The authors show that life expectancy in the US in 2018 has fallen for three years in a row. “In 2018, moreover, 158,000 Americans died from avoidable ‘deaths of despair’ – equivalent to three 737 Max jets falling out of the sky every day with no survivors!”

These damning figures, and many more, are a terrible indictment of US capitalism, although the authors themselves amazingly defend this system, with their enduring faith in private enterprise which is criminally failing the US population.

Yet they willingly concede that the areas of highest addiction leading to early death, are linked to economic and social conditions. The risk of dying in midlife from suicide, accidental drug overdose or alcoholic liver disease was in 2017 a third higher in poor states like Kentucky than the national average. Other ‘left behind’ states also experienced the greatest economic decline because of deindustrialisation – itself a failure of US capitalism.

Moreover, it is the poor and less educated who have borne the brunt of the catastrophic loss of high-paying jobs, as the authors demonstrate. The extent to which addiction has taken hold in the US is shown by the fact that “a third of all adults, 98 million people, were prescribed opioids in 2015”. Moreover, “huge sums from legal opioids are generated by the US healthcare system, by far the most expensive in the world… [which] is failing to prevent the decline in life expectancy but is actually contributing to its fall”.

Capitalism’s failures

The authors make an astonishing admission: “The US is different to other rich countries in having several million extremely poor people, who arguably have living conditions as bad as poor people in Africa and Asia”! This leads the authors to pose the question: “Why is capitalism failing so many?”

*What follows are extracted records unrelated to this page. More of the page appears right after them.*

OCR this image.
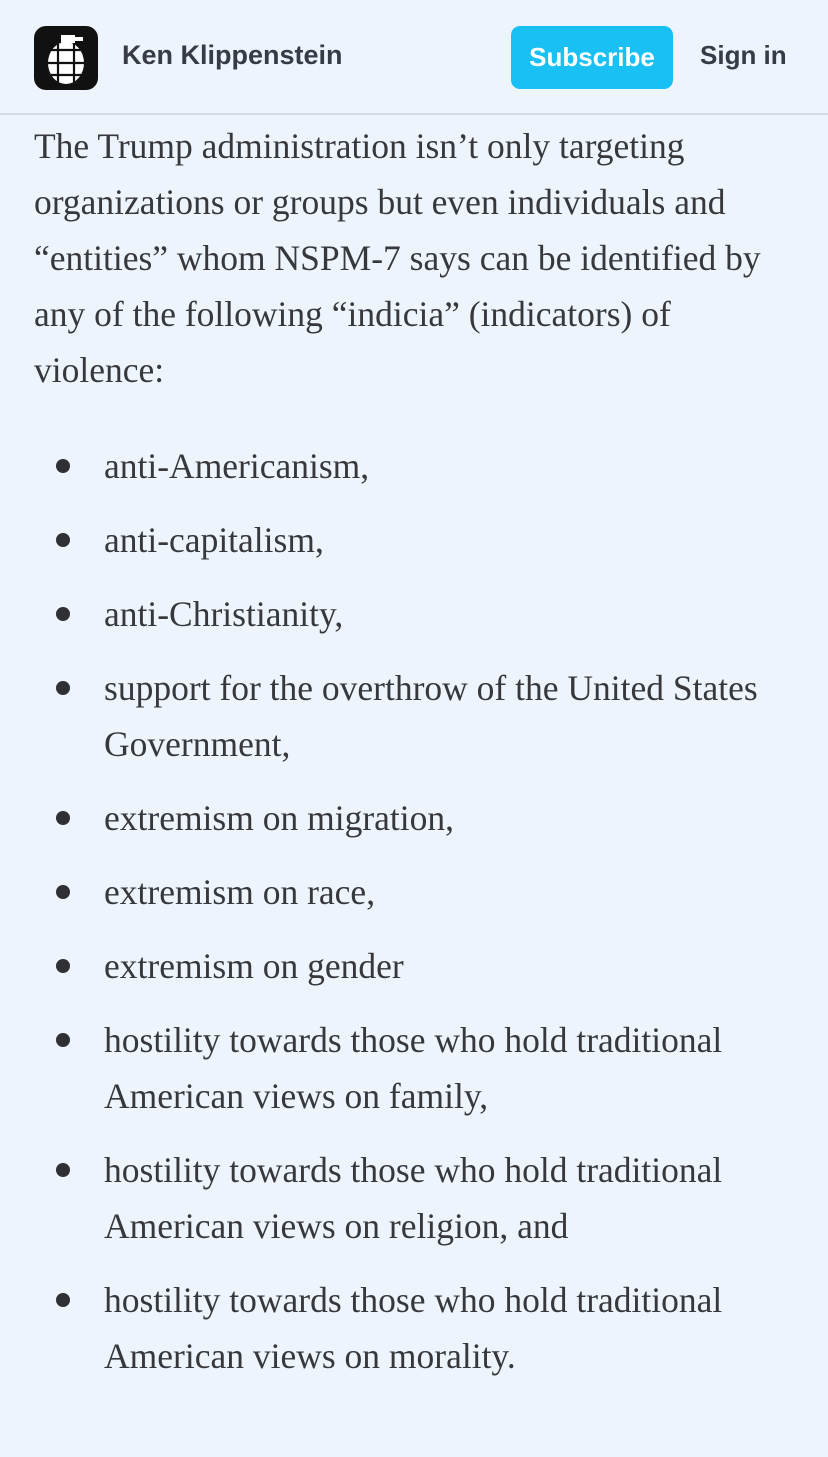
Ken Klippenstein	Subscribe	Sign in

The Trump administration isn’t only targeting organizations or groups but even individuals and “entities” whom NSPM-7 says can be identified by any of the following “indicia” (indicators) of violence:

anti-Americanism,
anti-capitalism,
anti-Christianity,
support for the overthrow of the United States Government,
extremism on migration,
extremism on race,
extremism on gender
hostility towards those who hold traditional American views on family,
hostility towards those who hold traditional American views on religion, and
hostility towards those who hold traditional American views on morality.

Yet their conclusions are as astonishing as they are contradictory. They conclude: “We are not against capitalism. We believe in the power of competition and free markets.” However, the description of the collapsing healthcare system in the US powerfully refutes their arguments.

The only realistic conclusion to be drawn from this exposé is that the system of capitalism has had its day. Patchwork solutions are no longer capable of restoring either capitalism itself or the peoples of the world to health, including economic health.

This would only be possible through the socialist reorganisation of society on a national and international scale. This in turn will inevitably pose the question of the coming together of the workers of the world in a democratic socialist confederation. Then the idea of profit being made out of suffering and ill-health will be a bad dream of the past!